Factorizing 50000 numbers took 27.70519995689392 seconds with 8 threads and Python 3.5.0
Factorizing 50000 numbers took 27.566843032836914 seconds with 8 threads and Python 3.5.0
Factorizing 50000 numbers took 27.92934489250183 seconds with 8 threads and Python 3.5.0
Factorizing 50000 numbers took 28.050817012786865 seconds with 8 threads and Python 3.5.0
Factorizing 50000 numbers took 27.751455068588257 seconds with 8 threads and Python 3.5.0

Nope. But why is this? And why does it take more time with threads than using a simple for-loop?

Creating the Queue and filling it with the numbers, and creating the threads makes the process running a bit slower but it is not the main reason: we have the same runtime in the end because the task is CPU-intensive and the CPython implementation of Python (the default you can download from the official website of Python) has a so called Global Interpreter Lock (GIL) which ensures that only one thread can execute Python code at any one time.

When we download images we wait for the network this is why it can run in parallel much more faster -- there is no code execution just network wait time.

Prime factors with lambda expressions

I have told you that there are two ways to create threads: through subclassing or with lambda expressions. I have shown the first version because I think that one is more clear and flexible -- however I will show you now the second version too. The example is the same factorization you have seen previously just instead the Factorizer class we create an "anonymous" class:

queue = Queue()

for i in range(thread_count):
    t = Thread(target = lambda: calculate(queue))
    t.daemon = True
    t.start()

for n in numbers:
    queue.put(n)

queue.join()

As you can see, we provide a lambda expression to the Thread's constructor. This lambda expression references to a function called calculate which takes a queue as parameter -- and this queue is the queue of numbers we want to factorize:

def calculate(numbers_queue):
    while True:
        number = numbers_queue.get()
        result = factors([], number)
        numbers_queue.task_done()

As you can see, the method's body is the same as from the subclassed thread. The performance is the same too -- there is no boosting in switching solutions.

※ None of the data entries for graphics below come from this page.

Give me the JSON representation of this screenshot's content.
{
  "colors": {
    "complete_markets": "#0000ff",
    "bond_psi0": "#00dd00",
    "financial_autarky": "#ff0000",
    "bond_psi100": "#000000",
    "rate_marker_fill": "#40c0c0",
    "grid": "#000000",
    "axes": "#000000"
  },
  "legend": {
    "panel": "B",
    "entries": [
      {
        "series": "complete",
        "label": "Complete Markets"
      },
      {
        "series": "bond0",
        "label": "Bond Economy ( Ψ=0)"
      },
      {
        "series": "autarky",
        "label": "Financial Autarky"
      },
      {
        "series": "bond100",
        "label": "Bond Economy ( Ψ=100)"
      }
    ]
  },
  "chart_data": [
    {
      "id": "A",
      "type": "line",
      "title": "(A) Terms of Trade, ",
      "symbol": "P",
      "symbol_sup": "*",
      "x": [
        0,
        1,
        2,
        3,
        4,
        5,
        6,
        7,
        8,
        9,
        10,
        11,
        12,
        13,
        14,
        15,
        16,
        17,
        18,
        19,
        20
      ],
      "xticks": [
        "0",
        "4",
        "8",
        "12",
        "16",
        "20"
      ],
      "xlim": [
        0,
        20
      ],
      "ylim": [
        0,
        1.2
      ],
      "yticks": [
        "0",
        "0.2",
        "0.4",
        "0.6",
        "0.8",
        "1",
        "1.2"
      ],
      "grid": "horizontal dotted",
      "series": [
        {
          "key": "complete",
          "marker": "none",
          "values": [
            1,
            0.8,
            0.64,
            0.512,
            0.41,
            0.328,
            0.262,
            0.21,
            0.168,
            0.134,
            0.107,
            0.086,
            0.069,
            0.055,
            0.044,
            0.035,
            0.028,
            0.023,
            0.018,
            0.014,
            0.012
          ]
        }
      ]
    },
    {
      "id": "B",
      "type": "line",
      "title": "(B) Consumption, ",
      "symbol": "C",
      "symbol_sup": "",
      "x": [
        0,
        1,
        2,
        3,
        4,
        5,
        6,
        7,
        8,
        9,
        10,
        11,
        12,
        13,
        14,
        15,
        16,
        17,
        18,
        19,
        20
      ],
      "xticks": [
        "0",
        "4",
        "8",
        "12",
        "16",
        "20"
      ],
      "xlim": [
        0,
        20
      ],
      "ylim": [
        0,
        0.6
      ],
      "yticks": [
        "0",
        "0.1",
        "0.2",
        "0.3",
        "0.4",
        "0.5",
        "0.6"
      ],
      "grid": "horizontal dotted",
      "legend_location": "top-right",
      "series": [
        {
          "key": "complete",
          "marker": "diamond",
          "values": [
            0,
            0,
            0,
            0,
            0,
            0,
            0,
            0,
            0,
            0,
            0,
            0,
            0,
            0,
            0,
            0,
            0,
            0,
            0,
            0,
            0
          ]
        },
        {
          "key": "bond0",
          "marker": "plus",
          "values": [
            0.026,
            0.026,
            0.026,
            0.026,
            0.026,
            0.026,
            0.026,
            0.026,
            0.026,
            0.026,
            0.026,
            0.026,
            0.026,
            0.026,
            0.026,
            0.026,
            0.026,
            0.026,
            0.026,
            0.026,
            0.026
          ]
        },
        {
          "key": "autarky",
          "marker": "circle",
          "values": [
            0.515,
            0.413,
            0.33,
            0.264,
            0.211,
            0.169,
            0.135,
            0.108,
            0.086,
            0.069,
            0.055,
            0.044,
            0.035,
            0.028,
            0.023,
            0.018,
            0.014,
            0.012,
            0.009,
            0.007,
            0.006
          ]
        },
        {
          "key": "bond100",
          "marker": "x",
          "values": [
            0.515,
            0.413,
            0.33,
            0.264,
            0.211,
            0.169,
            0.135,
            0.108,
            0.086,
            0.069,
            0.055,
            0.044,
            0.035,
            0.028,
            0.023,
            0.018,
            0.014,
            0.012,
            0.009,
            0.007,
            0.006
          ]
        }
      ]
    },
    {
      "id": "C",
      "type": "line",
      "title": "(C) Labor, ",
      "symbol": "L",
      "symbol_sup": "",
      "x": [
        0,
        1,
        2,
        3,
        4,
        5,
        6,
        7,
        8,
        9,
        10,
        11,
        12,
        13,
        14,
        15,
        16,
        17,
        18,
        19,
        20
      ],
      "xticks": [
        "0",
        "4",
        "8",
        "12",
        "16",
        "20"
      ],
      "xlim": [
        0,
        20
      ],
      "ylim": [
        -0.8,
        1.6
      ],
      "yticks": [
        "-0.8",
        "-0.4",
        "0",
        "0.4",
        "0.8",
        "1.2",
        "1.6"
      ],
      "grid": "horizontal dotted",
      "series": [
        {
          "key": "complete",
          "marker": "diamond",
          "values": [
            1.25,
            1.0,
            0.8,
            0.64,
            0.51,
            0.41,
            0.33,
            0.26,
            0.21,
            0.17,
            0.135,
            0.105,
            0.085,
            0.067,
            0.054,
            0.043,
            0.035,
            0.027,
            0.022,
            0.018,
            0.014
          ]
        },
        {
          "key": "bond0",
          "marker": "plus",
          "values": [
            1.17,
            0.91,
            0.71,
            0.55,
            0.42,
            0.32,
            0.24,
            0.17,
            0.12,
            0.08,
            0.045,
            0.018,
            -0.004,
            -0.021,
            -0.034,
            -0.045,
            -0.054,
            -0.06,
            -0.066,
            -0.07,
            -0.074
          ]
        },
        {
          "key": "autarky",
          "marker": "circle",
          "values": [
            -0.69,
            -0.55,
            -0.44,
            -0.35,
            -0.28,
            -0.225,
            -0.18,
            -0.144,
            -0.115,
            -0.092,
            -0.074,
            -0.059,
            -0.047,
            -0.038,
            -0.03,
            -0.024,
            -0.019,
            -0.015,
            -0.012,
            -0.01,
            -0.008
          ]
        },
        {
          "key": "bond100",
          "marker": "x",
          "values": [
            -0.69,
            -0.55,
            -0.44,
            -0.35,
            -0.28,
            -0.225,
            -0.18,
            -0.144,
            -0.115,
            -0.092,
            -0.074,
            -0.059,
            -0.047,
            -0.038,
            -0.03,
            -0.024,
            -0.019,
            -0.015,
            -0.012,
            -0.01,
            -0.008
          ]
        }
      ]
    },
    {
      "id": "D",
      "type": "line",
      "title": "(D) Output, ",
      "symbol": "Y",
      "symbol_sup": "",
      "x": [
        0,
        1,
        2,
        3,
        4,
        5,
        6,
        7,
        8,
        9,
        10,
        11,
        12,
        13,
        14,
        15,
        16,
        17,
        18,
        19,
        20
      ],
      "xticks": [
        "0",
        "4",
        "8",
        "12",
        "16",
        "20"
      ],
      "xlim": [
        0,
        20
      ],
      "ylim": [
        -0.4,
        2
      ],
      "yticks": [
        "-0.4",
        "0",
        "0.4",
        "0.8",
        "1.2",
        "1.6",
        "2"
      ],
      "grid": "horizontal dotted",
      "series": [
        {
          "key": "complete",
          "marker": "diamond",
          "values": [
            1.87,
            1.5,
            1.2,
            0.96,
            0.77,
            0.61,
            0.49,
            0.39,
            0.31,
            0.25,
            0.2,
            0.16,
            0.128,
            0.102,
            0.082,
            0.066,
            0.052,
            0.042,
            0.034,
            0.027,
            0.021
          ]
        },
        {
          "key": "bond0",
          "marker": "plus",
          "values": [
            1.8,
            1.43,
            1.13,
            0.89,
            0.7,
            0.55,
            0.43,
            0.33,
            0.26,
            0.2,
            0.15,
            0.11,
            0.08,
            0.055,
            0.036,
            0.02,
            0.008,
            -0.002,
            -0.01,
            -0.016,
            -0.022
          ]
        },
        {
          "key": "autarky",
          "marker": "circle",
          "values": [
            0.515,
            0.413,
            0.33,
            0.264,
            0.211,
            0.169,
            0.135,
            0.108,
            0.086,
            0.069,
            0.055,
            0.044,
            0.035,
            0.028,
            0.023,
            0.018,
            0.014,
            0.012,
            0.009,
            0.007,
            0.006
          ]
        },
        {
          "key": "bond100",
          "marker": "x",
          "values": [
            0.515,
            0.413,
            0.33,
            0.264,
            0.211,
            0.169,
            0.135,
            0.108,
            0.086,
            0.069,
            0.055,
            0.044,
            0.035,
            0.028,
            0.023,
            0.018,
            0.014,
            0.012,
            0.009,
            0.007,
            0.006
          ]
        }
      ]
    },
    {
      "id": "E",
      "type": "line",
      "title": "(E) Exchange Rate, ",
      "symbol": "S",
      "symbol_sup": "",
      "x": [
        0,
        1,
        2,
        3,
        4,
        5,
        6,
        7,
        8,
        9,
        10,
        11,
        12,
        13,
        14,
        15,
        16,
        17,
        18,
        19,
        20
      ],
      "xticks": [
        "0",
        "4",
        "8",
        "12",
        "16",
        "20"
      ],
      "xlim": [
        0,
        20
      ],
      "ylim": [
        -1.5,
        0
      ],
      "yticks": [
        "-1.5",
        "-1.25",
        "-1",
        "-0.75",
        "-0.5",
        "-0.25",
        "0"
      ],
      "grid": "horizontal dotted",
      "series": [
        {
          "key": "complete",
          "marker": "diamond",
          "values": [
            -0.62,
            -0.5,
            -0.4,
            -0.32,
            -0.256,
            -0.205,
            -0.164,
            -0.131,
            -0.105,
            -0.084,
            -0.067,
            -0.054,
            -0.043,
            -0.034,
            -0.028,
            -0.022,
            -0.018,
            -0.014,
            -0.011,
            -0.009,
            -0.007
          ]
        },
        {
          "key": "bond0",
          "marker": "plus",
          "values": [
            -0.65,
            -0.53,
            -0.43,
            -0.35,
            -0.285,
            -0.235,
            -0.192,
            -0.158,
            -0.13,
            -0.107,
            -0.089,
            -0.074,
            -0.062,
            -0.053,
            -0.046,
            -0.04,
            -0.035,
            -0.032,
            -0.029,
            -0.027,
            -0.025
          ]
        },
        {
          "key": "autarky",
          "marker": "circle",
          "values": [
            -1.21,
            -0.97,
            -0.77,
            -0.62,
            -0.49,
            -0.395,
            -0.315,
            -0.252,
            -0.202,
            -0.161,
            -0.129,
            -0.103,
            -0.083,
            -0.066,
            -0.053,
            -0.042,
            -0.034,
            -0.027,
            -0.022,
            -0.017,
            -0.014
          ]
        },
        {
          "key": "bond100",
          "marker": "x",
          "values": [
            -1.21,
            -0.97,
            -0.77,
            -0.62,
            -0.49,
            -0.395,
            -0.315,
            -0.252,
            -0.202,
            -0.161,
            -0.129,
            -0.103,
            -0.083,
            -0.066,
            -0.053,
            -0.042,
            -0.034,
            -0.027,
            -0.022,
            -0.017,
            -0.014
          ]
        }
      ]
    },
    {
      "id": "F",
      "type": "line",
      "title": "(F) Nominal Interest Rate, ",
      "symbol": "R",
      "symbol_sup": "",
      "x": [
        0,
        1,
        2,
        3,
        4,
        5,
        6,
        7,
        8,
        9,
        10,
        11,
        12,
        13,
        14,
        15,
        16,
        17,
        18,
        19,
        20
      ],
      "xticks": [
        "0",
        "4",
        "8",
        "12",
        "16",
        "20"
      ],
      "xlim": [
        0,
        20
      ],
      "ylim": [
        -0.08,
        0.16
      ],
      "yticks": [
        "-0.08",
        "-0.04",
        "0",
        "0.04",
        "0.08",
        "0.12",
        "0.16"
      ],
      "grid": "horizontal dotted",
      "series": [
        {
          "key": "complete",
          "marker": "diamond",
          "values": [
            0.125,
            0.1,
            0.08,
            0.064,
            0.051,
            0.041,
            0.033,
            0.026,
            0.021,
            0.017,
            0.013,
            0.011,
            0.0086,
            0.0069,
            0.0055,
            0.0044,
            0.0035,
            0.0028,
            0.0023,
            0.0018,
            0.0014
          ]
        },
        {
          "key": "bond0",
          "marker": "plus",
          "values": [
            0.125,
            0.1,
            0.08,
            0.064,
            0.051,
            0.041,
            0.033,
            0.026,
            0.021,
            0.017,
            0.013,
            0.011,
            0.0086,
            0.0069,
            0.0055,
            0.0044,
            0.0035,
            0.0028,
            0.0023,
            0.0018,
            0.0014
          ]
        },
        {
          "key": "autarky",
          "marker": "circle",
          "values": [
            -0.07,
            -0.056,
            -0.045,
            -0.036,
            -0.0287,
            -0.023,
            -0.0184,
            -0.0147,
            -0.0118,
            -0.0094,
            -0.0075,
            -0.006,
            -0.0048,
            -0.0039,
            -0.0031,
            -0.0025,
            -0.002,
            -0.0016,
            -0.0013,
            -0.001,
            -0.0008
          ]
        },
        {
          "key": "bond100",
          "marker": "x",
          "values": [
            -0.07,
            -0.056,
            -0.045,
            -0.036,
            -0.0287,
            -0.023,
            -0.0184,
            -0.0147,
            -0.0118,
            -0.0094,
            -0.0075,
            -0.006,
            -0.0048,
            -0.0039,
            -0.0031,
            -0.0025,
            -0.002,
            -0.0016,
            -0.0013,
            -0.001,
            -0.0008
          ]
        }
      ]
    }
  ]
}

Now it is up to you which version you prefer and use later on.

Conclusion

We have seen, that parallelizing applications using the threading library makes executions faster -- if we give the processor enough time to wait and utilize multiple threads. If we have CPU-consuming tasks running it does not matter how many threads we assign: we will end-up with the same results as if running a single thread. This is because of the GIL (the Global Interpreter Lock). However there is a solution for this too: starting multiple processes to conquer the same task faster -- however I will introduce this topic in another article.